At bottom, the majority concludes that § 12112(d)(4)(A) only prohibits the use of tests that reveal an employee’s specific impairment. Because Dura’s drug-testing protocols did not disclose which precise impairments its employees had, only that they had impairments, the majority reasons that its conduct was lawful. But nothing in the statute, the EEOC’s guidance, or our case law counsels so narrow an interpretation. Congress prohibited medical examinations unless job related and justified by a business necessity. See EEOC v. Prevo’s Family Mkt., Inc., 135 F.3d 1089, 1094 (6th Cir.1998) (“[T]he statute was intended to prevent against ‘medical tests and inquiries that do not serve a legitimate business purpose.’ ” (quoting 29 C.F.R. § 1630.13(b))). There is no business justification for an employer to inquire into whether its employees are impaired if the employer is going to disregard the nature and limitations of that impairment. I would hold that § 12112(d)(4)(A) proscribes inquiries designed to determine whether an employee is impaired, just as it proscribes inquiries designed to determine an employee’s specific impairment.
One final point is in order.
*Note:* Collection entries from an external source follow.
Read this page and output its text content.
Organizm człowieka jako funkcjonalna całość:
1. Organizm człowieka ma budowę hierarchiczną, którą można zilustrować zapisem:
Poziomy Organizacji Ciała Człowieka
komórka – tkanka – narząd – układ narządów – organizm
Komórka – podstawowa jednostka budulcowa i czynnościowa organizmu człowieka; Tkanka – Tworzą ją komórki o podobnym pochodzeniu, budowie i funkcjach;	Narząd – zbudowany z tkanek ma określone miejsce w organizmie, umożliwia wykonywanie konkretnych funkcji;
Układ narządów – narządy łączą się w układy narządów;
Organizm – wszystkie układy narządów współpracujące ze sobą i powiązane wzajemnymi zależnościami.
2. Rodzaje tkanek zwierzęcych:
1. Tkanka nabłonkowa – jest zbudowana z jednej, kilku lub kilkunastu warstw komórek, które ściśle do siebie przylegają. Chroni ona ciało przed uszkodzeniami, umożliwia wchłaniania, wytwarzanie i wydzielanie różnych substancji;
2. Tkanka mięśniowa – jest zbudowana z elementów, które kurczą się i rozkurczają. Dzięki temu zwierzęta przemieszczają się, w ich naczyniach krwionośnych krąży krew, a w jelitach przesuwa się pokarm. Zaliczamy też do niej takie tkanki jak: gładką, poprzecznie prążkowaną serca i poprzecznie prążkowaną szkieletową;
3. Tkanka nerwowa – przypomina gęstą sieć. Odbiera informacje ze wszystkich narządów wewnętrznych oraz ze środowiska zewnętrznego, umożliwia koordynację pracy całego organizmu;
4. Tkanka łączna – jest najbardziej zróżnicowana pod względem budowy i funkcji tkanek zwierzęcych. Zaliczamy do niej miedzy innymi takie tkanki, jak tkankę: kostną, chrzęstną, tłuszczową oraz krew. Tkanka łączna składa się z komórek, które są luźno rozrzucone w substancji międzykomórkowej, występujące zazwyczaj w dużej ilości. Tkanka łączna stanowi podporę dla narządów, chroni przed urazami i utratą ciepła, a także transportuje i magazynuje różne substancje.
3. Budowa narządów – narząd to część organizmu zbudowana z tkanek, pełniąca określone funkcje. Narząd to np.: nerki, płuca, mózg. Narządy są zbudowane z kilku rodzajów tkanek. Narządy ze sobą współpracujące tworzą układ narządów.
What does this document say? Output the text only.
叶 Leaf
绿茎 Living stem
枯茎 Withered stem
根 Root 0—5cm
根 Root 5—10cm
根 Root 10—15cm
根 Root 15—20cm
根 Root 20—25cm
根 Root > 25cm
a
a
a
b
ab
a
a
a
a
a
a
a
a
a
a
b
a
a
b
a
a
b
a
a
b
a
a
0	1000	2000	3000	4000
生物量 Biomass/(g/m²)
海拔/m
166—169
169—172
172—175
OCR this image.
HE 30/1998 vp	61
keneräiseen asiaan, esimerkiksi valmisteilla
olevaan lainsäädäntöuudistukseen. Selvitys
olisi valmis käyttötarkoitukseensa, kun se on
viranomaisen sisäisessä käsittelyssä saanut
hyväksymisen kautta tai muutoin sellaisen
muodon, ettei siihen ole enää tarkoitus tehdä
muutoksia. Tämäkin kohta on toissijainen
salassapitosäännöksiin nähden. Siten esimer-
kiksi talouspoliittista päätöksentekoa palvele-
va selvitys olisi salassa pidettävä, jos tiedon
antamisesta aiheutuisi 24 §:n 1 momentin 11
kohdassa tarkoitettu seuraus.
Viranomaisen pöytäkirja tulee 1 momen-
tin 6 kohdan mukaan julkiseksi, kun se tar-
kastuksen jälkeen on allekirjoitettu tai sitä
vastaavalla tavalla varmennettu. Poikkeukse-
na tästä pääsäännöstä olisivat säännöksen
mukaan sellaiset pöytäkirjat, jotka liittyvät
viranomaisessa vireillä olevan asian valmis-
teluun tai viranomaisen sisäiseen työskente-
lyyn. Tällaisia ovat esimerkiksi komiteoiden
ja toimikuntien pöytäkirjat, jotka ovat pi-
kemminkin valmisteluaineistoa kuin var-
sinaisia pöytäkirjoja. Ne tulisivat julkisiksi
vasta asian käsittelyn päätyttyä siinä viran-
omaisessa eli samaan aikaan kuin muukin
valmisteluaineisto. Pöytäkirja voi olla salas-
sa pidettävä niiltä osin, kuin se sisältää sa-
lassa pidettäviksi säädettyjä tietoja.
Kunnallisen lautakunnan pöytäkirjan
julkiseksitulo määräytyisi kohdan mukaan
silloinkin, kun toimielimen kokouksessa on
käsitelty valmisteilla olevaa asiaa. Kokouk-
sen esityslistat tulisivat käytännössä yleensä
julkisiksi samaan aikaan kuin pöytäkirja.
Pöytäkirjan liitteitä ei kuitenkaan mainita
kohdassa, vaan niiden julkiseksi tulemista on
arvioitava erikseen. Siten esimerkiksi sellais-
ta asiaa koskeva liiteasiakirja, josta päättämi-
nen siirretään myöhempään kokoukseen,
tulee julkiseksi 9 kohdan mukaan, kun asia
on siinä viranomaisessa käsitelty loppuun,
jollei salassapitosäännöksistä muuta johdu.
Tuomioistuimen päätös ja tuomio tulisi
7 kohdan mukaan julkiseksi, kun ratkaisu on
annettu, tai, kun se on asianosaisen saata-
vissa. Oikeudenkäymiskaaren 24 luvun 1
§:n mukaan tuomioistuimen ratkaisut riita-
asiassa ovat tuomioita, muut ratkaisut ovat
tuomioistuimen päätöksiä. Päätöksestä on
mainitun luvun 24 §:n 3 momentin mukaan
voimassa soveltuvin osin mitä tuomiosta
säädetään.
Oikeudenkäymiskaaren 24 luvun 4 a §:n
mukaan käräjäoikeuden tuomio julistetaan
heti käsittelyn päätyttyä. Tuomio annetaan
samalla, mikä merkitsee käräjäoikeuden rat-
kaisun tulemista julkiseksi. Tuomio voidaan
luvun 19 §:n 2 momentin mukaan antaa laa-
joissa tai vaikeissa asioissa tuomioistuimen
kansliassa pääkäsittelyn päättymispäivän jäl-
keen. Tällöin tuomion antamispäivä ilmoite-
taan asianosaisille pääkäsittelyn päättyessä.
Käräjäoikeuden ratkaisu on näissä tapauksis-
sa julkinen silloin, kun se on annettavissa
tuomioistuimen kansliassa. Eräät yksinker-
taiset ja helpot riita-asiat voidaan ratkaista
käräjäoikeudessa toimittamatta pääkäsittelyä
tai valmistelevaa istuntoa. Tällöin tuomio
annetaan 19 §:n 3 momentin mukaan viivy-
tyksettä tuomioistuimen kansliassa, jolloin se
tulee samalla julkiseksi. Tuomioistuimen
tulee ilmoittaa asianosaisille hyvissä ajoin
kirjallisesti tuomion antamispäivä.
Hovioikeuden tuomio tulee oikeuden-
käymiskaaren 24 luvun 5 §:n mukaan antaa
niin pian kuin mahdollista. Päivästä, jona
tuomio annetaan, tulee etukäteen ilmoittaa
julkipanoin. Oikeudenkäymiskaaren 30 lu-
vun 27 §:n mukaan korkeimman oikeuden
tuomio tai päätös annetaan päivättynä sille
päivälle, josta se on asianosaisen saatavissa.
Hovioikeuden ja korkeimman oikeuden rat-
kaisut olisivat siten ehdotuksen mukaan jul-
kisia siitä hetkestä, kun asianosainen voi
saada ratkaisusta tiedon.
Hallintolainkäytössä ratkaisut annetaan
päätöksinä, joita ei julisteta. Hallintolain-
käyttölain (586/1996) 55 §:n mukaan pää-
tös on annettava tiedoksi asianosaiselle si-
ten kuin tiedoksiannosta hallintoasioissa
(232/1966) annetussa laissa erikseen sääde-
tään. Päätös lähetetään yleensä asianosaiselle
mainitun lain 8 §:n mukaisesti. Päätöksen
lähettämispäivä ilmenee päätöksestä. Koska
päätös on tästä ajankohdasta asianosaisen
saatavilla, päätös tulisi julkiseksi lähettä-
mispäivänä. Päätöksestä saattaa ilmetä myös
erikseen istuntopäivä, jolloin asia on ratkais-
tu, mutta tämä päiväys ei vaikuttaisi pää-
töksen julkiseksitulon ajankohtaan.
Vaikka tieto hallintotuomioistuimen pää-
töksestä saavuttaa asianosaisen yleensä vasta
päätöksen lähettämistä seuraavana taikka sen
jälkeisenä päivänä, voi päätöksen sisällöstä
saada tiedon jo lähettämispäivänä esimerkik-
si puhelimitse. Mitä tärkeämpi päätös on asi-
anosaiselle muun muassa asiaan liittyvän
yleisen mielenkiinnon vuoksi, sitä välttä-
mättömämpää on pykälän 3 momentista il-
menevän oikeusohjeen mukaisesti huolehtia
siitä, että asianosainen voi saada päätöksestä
I do not read Kroll as elevating one factor in importance over the others or as pronouncing a general rule favoring jury conclusions on the issue of whether a test is designed to reveal an impairment of physical or mental health. Even accepting the majority’s assessment of the third factor, the district court did not err in granting judgment as a matter of law. Here four factors weigh in favor of the district court’s decision, two factors are inconclusive, and only one factor, the third, is disputed. To hold that this dispute precludes judgment as a matter of law is to hold that the third factor alone is dispositive. It is not.
Accordingly, I would affirm the district court’s grant of judgment as a matter of law.